No, I’m alright. Just go. It’s getting complicated here and I don’t want to have to worry about you too.

A derisive snort, but a feeling of acceptance.

The sun was climbing fast, already half its diameter above the horizon. He had about five or ten minutes before anybody who cared to look was going to see that he wasn’t any Turaleean grave digger.

He picked out half a dozen horses and mentally mapped his route to them before he stood and set off, striding resolutely for the nearest, a roan of about sixteen hands, with one white stocking and a round shield hanging from the saddle.

The horse thought about shying from the approaching man, but didn’t get around to it in time. Storm caught the trailing reins and turned for his next target. He didn’t mount, he didn’t hurry. If anything, he forced himself to slow. He was the reluctant grunt on the shittiest of shit details, and he wasn’t in any hurry at all at all.

The second horse was a short-coupled grulla with a barrel chest and about half a hammer head. It was the ugliest piece of horseflesh he’d seen in twenty years, but the legs looked sound. The mouse colored gelding tried giving him a hard time as he gathered it up, but he side-stepped the stomp and gave it an elbow when it tried to bite. He never gave thought to the moves, and responded nonchalantly, the dance as old as the partnership of horse and man.

He was tying the grulla’s reins to the saddle of the roan when he spied the mounted soldier at the river’s edge. An instant’s panic, quickly quelled, and he resumed his plodding trek, aiming for a great black gelding bearing an officer’s kit and saddle. The rider, he kept in the corner of his eye, sweating blood, his stomach churning. But the rider had apparently been satisfied with the unknown wrangler’s behavior, and had turned to watch the real graves detail trying to determine the identities of a row of officers they’d gathered.

The officer’s black was different stuff than the other two, and Storm didn’t even attempt to gather him up with them in tow. It took him more time than he had to get the squirrely brute in hand. The sun was fully up by the time he’d gotten the other horses tied to the black’s saddle.

There were three more horses within reach, but did he dare try for them? Could he keep the big black between himself and the soldiers? Pausing, he pretended to check the black’s off forehoof, taking the chance to look under the animal’s belly at the Turaleeans. So far they were ignoring him. They’d continue to do so as long as he didn’t do anything unusual. Like taking off in the wrong direction with a pair of half dead enemy survivors in broad assed daylight for instance.

He had to surreptitiously peg stones at the last horse to get it to drift past the stable before he reached it, but he managed to keep from catching it until he could follow it around behind the husk of the building. Looking back, he saw that the last couple of his little string of mounts would still be visible to the north. That was fine. Let the soldiers think he’d left the string behind while he caught up the wanderer.
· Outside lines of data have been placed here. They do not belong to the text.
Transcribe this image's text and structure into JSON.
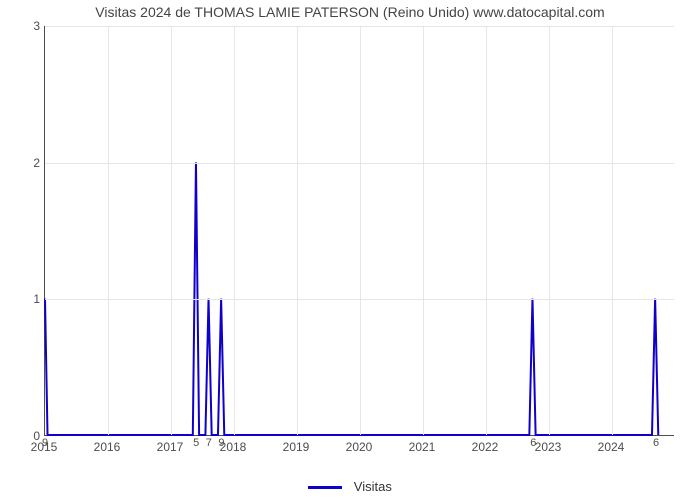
{
  "chart": {
    "type": "line",
    "title": "Visitas 2024 de THOMAS LAMIE PATERSON (Reino Unido) www.datocapital.com",
    "title_fontsize": 14,
    "title_color": "#444444",
    "background_color": "#ffffff",
    "grid_color": "#e6e6e6",
    "axis_color": "#4d4d4d",
    "tick_fontsize": 12,
    "x": {
      "min": 2015,
      "max": 2025,
      "ticks": [
        2015,
        2016,
        2017,
        2018,
        2019,
        2020,
        2021,
        2022,
        2023,
        2024
      ],
      "labels": [
        "2015",
        "2016",
        "2017",
        "2018",
        "2019",
        "2020",
        "2021",
        "2022",
        "2023",
        "2024"
      ]
    },
    "y": {
      "min": 0,
      "max": 3,
      "ticks": [
        0,
        1,
        2,
        3
      ],
      "labels": [
        "0",
        "1",
        "2",
        "3"
      ]
    },
    "series": {
      "color": "#1000cc",
      "line_width": 2,
      "points": [
        [
          2015.0,
          1
        ],
        [
          2015.04,
          0
        ],
        [
          2017.35,
          0
        ],
        [
          2017.4,
          2
        ],
        [
          2017.45,
          0
        ],
        [
          2017.55,
          0
        ],
        [
          2017.6,
          1
        ],
        [
          2017.65,
          0
        ],
        [
          2017.75,
          0
        ],
        [
          2017.8,
          1
        ],
        [
          2017.85,
          0
        ],
        [
          2022.7,
          0
        ],
        [
          2022.75,
          1
        ],
        [
          2022.8,
          0
        ],
        [
          2024.65,
          0
        ],
        [
          2024.7,
          1
        ],
        [
          2024.75,
          0
        ]
      ],
      "data_labels": [
        {
          "x": 2015.0,
          "y": 0,
          "text": "9"
        },
        {
          "x": 2017.4,
          "y": 0,
          "text": "5"
        },
        {
          "x": 2017.6,
          "y": 0,
          "text": "7"
        },
        {
          "x": 2017.8,
          "y": 0,
          "text": "9"
        },
        {
          "x": 2022.75,
          "y": 0,
          "text": "6"
        },
        {
          "x": 2024.7,
          "y": 0,
          "text": "6"
        }
      ]
    },
    "legend": {
      "label": "Visitas",
      "swatch_color": "#1000cc"
    }
  }
}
The boy was awake, more or less, and his hand had stopped bleeding again. Storm, half goofy with fatigue, took two tries getting him into the saddle of a medium sized bay gelding whose gate looked pretty smooth.
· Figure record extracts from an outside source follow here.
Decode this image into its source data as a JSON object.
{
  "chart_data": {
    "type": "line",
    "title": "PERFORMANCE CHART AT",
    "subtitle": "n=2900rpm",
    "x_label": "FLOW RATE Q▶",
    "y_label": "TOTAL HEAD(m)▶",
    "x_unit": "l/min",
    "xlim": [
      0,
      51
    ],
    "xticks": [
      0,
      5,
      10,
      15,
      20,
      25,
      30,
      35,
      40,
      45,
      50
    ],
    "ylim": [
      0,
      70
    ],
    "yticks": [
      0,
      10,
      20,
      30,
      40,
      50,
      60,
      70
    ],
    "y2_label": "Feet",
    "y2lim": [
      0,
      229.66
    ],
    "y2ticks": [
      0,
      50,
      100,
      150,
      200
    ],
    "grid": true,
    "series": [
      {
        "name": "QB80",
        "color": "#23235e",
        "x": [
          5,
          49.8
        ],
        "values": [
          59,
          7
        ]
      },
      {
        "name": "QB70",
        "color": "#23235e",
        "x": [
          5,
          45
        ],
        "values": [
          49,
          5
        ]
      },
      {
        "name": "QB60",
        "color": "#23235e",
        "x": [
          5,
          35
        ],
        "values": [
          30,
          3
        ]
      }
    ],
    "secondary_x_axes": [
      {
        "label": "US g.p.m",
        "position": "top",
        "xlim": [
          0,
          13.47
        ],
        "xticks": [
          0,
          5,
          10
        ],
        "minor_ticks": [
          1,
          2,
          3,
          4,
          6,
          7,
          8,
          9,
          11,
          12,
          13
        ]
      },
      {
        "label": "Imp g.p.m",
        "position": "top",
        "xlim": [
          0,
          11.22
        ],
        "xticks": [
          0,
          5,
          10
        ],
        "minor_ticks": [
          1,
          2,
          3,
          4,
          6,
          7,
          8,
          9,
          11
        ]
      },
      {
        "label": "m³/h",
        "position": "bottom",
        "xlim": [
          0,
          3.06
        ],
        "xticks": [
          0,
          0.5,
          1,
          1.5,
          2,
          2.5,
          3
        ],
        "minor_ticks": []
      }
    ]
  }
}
“Lay along his neck,” Storm instructed the boy. “But hold on. I don’t have any idea where a real wrangler would be taking these animals, and I’m not sure any of those Turaleeans do either. But just in case, be ready if we have to run for it.”
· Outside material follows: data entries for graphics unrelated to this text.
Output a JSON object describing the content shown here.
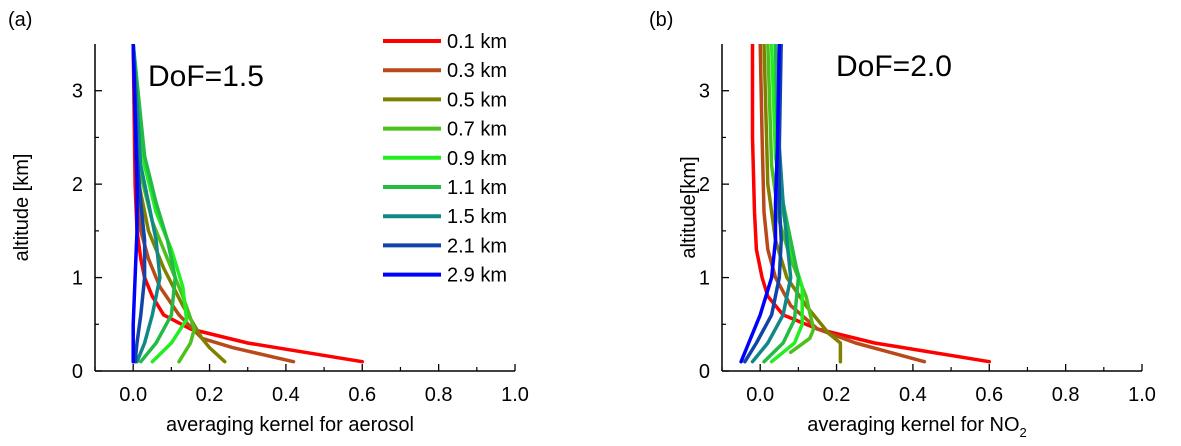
{
  "chart_data": [
    {
      "panel_label": "(a)",
      "type": "line",
      "xlabel": "averaging kernel for aerosol",
      "ylabel": "altitude [km]",
      "annotation": "DoF=1.5",
      "xlim": [
        -0.1,
        1.0
      ],
      "ylim": [
        0,
        3.5
      ],
      "xticks": [
        "0.0",
        "0.2",
        "0.4",
        "0.6",
        "0.8",
        "1.0"
      ],
      "xtick_values": [
        0.0,
        0.2,
        0.4,
        0.6,
        0.8,
        1.0
      ],
      "yticks": [
        "0",
        "1",
        "2",
        "3"
      ],
      "ytick_values": [
        0,
        1,
        2,
        3
      ],
      "legend_placement": "top-right",
      "series": [
        {
          "name": "0.1 km",
          "color": "#ff0000",
          "x": [
            0.6,
            0.3,
            0.15,
            0.08,
            0.05,
            0.03,
            0.02,
            0.01,
            0.005,
            0.0
          ],
          "y": [
            0.1,
            0.3,
            0.45,
            0.6,
            0.8,
            1.0,
            1.2,
            1.5,
            2.0,
            3.5
          ]
        },
        {
          "name": "0.3 km",
          "color": "#b84a1a",
          "x": [
            0.42,
            0.26,
            0.18,
            0.12,
            0.07,
            0.04,
            0.02,
            0.01,
            0.0
          ],
          "y": [
            0.1,
            0.25,
            0.35,
            0.6,
            0.9,
            1.2,
            1.5,
            2.0,
            3.5
          ]
        },
        {
          "name": "0.5 km",
          "color": "#808000",
          "x": [
            0.24,
            0.2,
            0.18,
            0.13,
            0.08,
            0.04,
            0.015,
            0.0
          ],
          "y": [
            0.1,
            0.25,
            0.35,
            0.7,
            1.1,
            1.5,
            2.0,
            3.5
          ]
        },
        {
          "name": "0.7 km",
          "color": "#4cc01c",
          "x": [
            0.12,
            0.15,
            0.16,
            0.13,
            0.09,
            0.05,
            0.02,
            0.0
          ],
          "y": [
            0.1,
            0.3,
            0.45,
            0.8,
            1.2,
            1.6,
            2.1,
            3.5
          ]
        },
        {
          "name": "0.9 km",
          "color": "#22ee22",
          "x": [
            0.05,
            0.1,
            0.14,
            0.13,
            0.1,
            0.06,
            0.03,
            0.0
          ],
          "y": [
            0.1,
            0.3,
            0.55,
            0.9,
            1.3,
            1.7,
            2.2,
            3.5
          ]
        },
        {
          "name": "1.1 km",
          "color": "#22bb44",
          "x": [
            0.02,
            0.06,
            0.1,
            0.11,
            0.09,
            0.06,
            0.03,
            0.0
          ],
          "y": [
            0.1,
            0.3,
            0.6,
            1.0,
            1.4,
            1.8,
            2.3,
            3.5
          ]
        },
        {
          "name": "1.5 km",
          "color": "#118888",
          "x": [
            0.01,
            0.03,
            0.05,
            0.07,
            0.06,
            0.04,
            0.02,
            0.0
          ],
          "y": [
            0.1,
            0.3,
            0.6,
            1.0,
            1.4,
            1.8,
            2.2,
            3.5
          ]
        },
        {
          "name": "2.1 km",
          "color": "#1144aa",
          "x": [
            0.005,
            0.01,
            0.02,
            0.03,
            0.03,
            0.02,
            0.01,
            0.0
          ],
          "y": [
            0.1,
            0.3,
            0.6,
            1.0,
            1.4,
            1.8,
            2.3,
            3.5
          ]
        },
        {
          "name": "2.9 km",
          "color": "#0000ff",
          "x": [
            0.0,
            0.0,
            0.005,
            0.01,
            0.01,
            0.0
          ],
          "y": [
            0.1,
            0.5,
            1.0,
            1.5,
            2.0,
            3.5
          ]
        }
      ]
    },
    {
      "panel_label": "(b)",
      "type": "line",
      "xlabel": "averaging kernel for NO",
      "xlabel_subscript": "2",
      "ylabel": "altitude[km]",
      "annotation": "DoF=2.0",
      "xlim": [
        -0.1,
        1.0
      ],
      "ylim": [
        0,
        3.5
      ],
      "xticks": [
        "0.0",
        "0.2",
        "0.4",
        "0.6",
        "0.8",
        "1.0"
      ],
      "xtick_values": [
        0.0,
        0.2,
        0.4,
        0.6,
        0.8,
        1.0
      ],
      "yticks": [
        "0",
        "1",
        "2",
        "3"
      ],
      "ytick_values": [
        0,
        1,
        2,
        3
      ],
      "series": [
        {
          "name": "0.1 km",
          "color": "#ff0000",
          "x": [
            0.6,
            0.3,
            0.15,
            0.06,
            0.02,
            0.005,
            -0.01,
            -0.015,
            -0.02,
            -0.02
          ],
          "y": [
            0.1,
            0.3,
            0.45,
            0.6,
            0.8,
            1.0,
            1.3,
            1.7,
            2.5,
            3.5
          ]
        },
        {
          "name": "0.3 km",
          "color": "#b84a1a",
          "x": [
            0.43,
            0.25,
            0.15,
            0.08,
            0.04,
            0.02,
            0.01,
            0.005,
            0.0
          ],
          "y": [
            0.1,
            0.3,
            0.45,
            0.7,
            1.0,
            1.3,
            1.7,
            2.5,
            3.5
          ]
        },
        {
          "name": "0.5 km",
          "color": "#808000",
          "x": [
            0.21,
            0.21,
            0.18,
            0.12,
            0.07,
            0.04,
            0.02,
            0.01
          ],
          "y": [
            0.1,
            0.3,
            0.4,
            0.7,
            1.0,
            1.4,
            2.0,
            3.5
          ]
        },
        {
          "name": "0.7 km",
          "color": "#4cc01c",
          "x": [
            0.08,
            0.13,
            0.14,
            0.12,
            0.08,
            0.05,
            0.03,
            0.02
          ],
          "y": [
            0.2,
            0.35,
            0.45,
            0.8,
            1.2,
            1.6,
            2.2,
            3.5
          ]
        },
        {
          "name": "0.9 km",
          "color": "#22ee22",
          "x": [
            0.03,
            0.09,
            0.11,
            0.11,
            0.08,
            0.06,
            0.04,
            0.03
          ],
          "y": [
            0.1,
            0.3,
            0.5,
            0.9,
            1.3,
            1.7,
            2.3,
            3.5
          ]
        },
        {
          "name": "1.1 km",
          "color": "#22bb44",
          "x": [
            0.01,
            0.06,
            0.09,
            0.1,
            0.08,
            0.06,
            0.045,
            0.04
          ],
          "y": [
            0.1,
            0.3,
            0.55,
            1.0,
            1.4,
            1.8,
            2.4,
            3.5
          ]
        },
        {
          "name": "1.5 km",
          "color": "#118888",
          "x": [
            -0.02,
            0.02,
            0.06,
            0.08,
            0.07,
            0.06,
            0.05,
            0.05
          ],
          "y": [
            0.1,
            0.3,
            0.6,
            1.0,
            1.4,
            1.8,
            2.4,
            3.5
          ]
        },
        {
          "name": "2.1 km",
          "color": "#1144aa",
          "x": [
            -0.04,
            -0.01,
            0.03,
            0.05,
            0.055,
            0.05,
            0.05,
            0.055
          ],
          "y": [
            0.1,
            0.3,
            0.6,
            1.0,
            1.4,
            1.8,
            2.4,
            3.5
          ]
        },
        {
          "name": "2.9 km",
          "color": "#0000ff",
          "x": [
            -0.05,
            -0.03,
            0.0,
            0.03,
            0.04,
            0.04,
            0.045,
            0.05
          ],
          "y": [
            0.1,
            0.3,
            0.6,
            1.0,
            1.4,
            1.8,
            2.4,
            3.5
          ]
        }
      ]
    }
  ]
}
The ancient crone would have been pure torture to retrieve if she’d weighed more than fifteen kilos. As it was, Storm had the silly notion that if he didn’t hold her down, she’d almost float up the stairs. She hadn’t stirred at all in the whole time he’d been gone, and only the thready pulse in her neck affirmed that she was still alive at all.

He lay her softly in the dirt beside the stable wall and returned for the blankets. The officer’s black had a gate like a ten fan Royce/Daimler touring sedan, so Storm built the old woman a nest of blankets in the broad saddle. He hoisted her aboard and lashed her in. He recognized that he was probably killing her with the act but couldn’t come up with anything better.